洛南狠狠地瞪著秋似弈,平素那張高深莫測的面孔早已維持不住,任誰都能看出他已氣火攻心。
就在秋似弈施展火符之時,他眼睜睜地看著傅九寒與謝玉將鮫人皇背起,逃離了此地。
如此機緣,能輕易令一個家族雞犬升天。他們洛家居于第一太久,絕不能接受被旁人打落神壇。
“秋家主,今日你這條命必得留下了”洛南眼中閃過狠厲之色,左手揚起一面銅鏡直直照向秋似弈。
鏡為沖陽之物,秋似弈久病之體,受此一照必會陽氣潰散、病氣侵體。
見秋似弈竟不躲鏡子,洛南冷笑一聲,右手一抖,便有一條銅錢鞭舒展開來。
掛滿銅錢的鞭子在他靈氣灌注之下,如同狂舞的金蛇,朝秋似弈抽去。
他就不信,秋似弈還能畫成這道符
風聲過耳,秋似弈恍若未聞,他右手執筆揮動,瞬息間就自上而下變幻了數百次位置。
那鏡子簡直是專克他,此刻他胳膊一陣沉重,渾身上下似被陰氣包裹,每個骨頭縫都像是滲了寒冰。
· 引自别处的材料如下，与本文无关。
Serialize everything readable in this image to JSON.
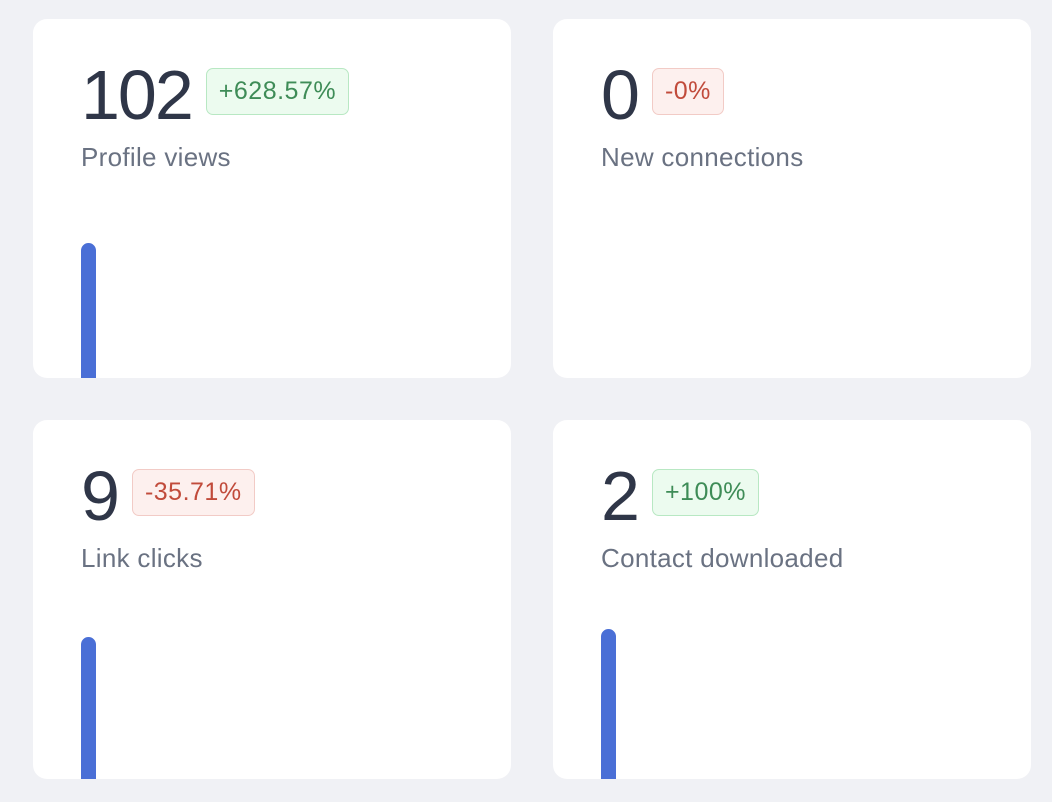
{
  "accent_color": "#4a6fd6",
  "positive_color": "#3e8c57",
  "negative_color": "#c14b3b",
  "metrics": [
    {
      "value": "102",
      "change": "+628.57%",
      "trend": "up",
      "label": "Profile views",
      "bar_level": 0.9
    },
    {
      "value": "0",
      "change": "-0%",
      "trend": "down",
      "label": "New connections",
      "bar_level": 0
    },
    {
      "value": "9",
      "change": "-35.71%",
      "trend": "down",
      "label": "Link clicks",
      "bar_level": 0.95
    },
    {
      "value": "2",
      "change": "+100%",
      "trend": "up",
      "label": "Contact downloaded",
      "bar_level": 1.0
    }
  ]
}
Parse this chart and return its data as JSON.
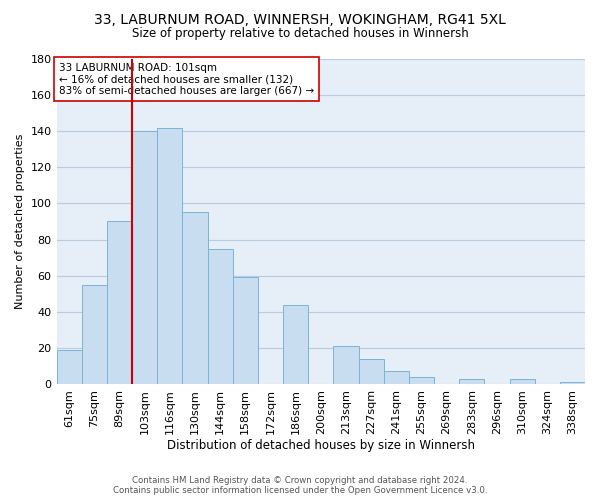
{
  "title": "33, LABURNUM ROAD, WINNERSH, WOKINGHAM, RG41 5XL",
  "subtitle": "Size of property relative to detached houses in Winnersh",
  "xlabel": "Distribution of detached houses by size in Winnersh",
  "ylabel": "Number of detached properties",
  "bar_labels": [
    "61sqm",
    "75sqm",
    "89sqm",
    "103sqm",
    "116sqm",
    "130sqm",
    "144sqm",
    "158sqm",
    "172sqm",
    "186sqm",
    "200sqm",
    "213sqm",
    "227sqm",
    "241sqm",
    "255sqm",
    "269sqm",
    "283sqm",
    "296sqm",
    "310sqm",
    "324sqm",
    "338sqm"
  ],
  "bar_values": [
    19,
    55,
    90,
    140,
    142,
    95,
    75,
    59,
    0,
    44,
    0,
    21,
    14,
    7,
    4,
    0,
    3,
    0,
    3,
    0,
    1
  ],
  "bar_color": "#c9ddf0",
  "bar_edge_color": "#7ab4d8",
  "vline_x_index": 3,
  "vline_color": "#cc0000",
  "annotation_text": "33 LABURNUM ROAD: 101sqm\n← 16% of detached houses are smaller (132)\n83% of semi-detached houses are larger (667) →",
  "annotation_box_color": "#ffffff",
  "annotation_box_edge": "#cc0000",
  "ylim": [
    0,
    180
  ],
  "yticks": [
    0,
    20,
    40,
    60,
    80,
    100,
    120,
    140,
    160,
    180
  ],
  "footer_line1": "Contains HM Land Registry data © Crown copyright and database right 2024.",
  "footer_line2": "Contains public sector information licensed under the Open Government Licence v3.0.",
  "bg_color": "#ffffff",
  "plot_bg_color": "#e6eef8",
  "grid_color": "#b8cce0"
}
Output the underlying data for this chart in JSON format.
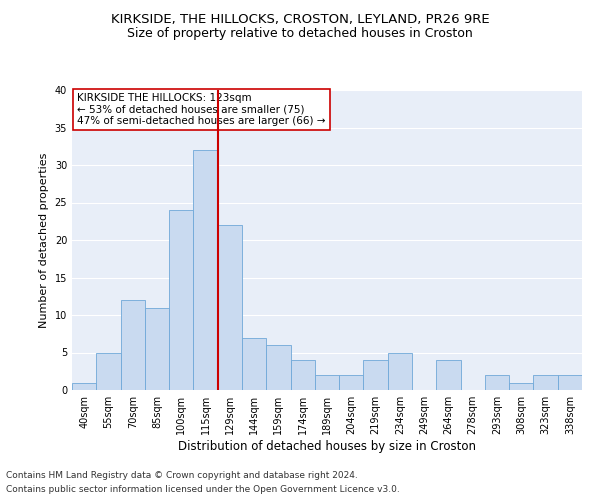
{
  "title1": "KIRKSIDE, THE HILLOCKS, CROSTON, LEYLAND, PR26 9RE",
  "title2": "Size of property relative to detached houses in Croston",
  "xlabel": "Distribution of detached houses by size in Croston",
  "ylabel": "Number of detached properties",
  "categories": [
    "40sqm",
    "55sqm",
    "70sqm",
    "85sqm",
    "100sqm",
    "115sqm",
    "129sqm",
    "144sqm",
    "159sqm",
    "174sqm",
    "189sqm",
    "204sqm",
    "219sqm",
    "234sqm",
    "249sqm",
    "264sqm",
    "278sqm",
    "293sqm",
    "308sqm",
    "323sqm",
    "338sqm"
  ],
  "values": [
    1,
    5,
    12,
    11,
    24,
    32,
    22,
    7,
    6,
    4,
    2,
    2,
    4,
    5,
    0,
    4,
    0,
    2,
    1,
    2,
    2
  ],
  "bar_color": "#c9daf0",
  "bar_edge_color": "#6fa8d8",
  "vline_x_idx": 6,
  "vline_color": "#cc0000",
  "annotation_text": "KIRKSIDE THE HILLOCKS: 123sqm\n← 53% of detached houses are smaller (75)\n47% of semi-detached houses are larger (66) →",
  "annotation_box_color": "#ffffff",
  "annotation_box_edge_color": "#cc0000",
  "ylim": [
    0,
    40
  ],
  "yticks": [
    0,
    5,
    10,
    15,
    20,
    25,
    30,
    35,
    40
  ],
  "background_color": "#e8eef8",
  "footer1": "Contains HM Land Registry data © Crown copyright and database right 2024.",
  "footer2": "Contains public sector information licensed under the Open Government Licence v3.0.",
  "title1_fontsize": 9.5,
  "title2_fontsize": 9,
  "xlabel_fontsize": 8.5,
  "ylabel_fontsize": 8,
  "tick_fontsize": 7,
  "annotation_fontsize": 7.5,
  "footer_fontsize": 6.5
}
眼看符箓將成,洛南的鞭子也逼近眼前,狠狠朝他的手抽去。
秋似弈將筆朝空中一丟。
洛南被他突如其來的動作所驚,難道他要丟棄法器求饒
下一秒,他就見秋似弈毫不猶豫地伸手握住了鞭子。
鞭子遲滯了片刻,秋似弈的手心驟然裂出血口,淅淅瀝瀝滾落著鮮血。
而他拋向空中那支筆,勾出一彎弧度,恰好完成了符箓的最后一筆。
轟。
巨大的火球朝洛南撲去,頃刻間就將他半個身體燒得焦黑。
瘋子絕對的瘋子
洛南心跳如擂,身為洛家人,他第一次在和別人對戰之時生出退意。
他極力穩住心神,從乾坤袋中取出了鮫人皇的血。
鮫人之血,可逆生死。洛南本打算用在自己渡劫之時,如今卻是不得不用。
血腥氣頃刻之間蔓延開來,洛南手上的傷勢也瞬間恢復。
秋似弈目光中閃過一絲厭惡,腦中又浮出洛南生吃鮫人肉的場景。他不等洛南反應,立即再次出招。
洛南以鞭相抵,將體內靈氣運轉到極致,不敢再留后手。
兩人皆是不計代價地攻擊,殺到最后,洛南的目光逐漸麻木痛楚,而秋似弈的眼神卻越來越亮。
來到這個世界,這還是他頭一回經歷命懸一線的戰斗。
而他所有的戰斗經驗,都是從這樣的時刻悟出來的。
眼看洛南的靈氣就要消耗殆盡,秋似弈的身體也快到了極限。
必須速戰速決。
秋似弈正打算效仿先前用過的招數,伸手握住長鞭為畫符換取時間,下一秒就聽見了劍氣破空之聲。
長劍自洛南背后飛來,一層層破開他的靈氣防御,斬向他的丹田。
幾乎是同一時間,秋似弈的符箓也畫好了,火光映紅了洛南的眼睛。
死。
這個字眼第一次出現在洛南的腦海中。
他怨恨地嘶吼,身體卻飛速地枯朽。
在生機消散的最后一刻,洛南從掌心中摳出了一枚沾滿血光的“生死錢”。
這錢有兩枚,生錢在身,死錢在家。哪怕他魂飛魄散,家人也能憑死錢指認兇手。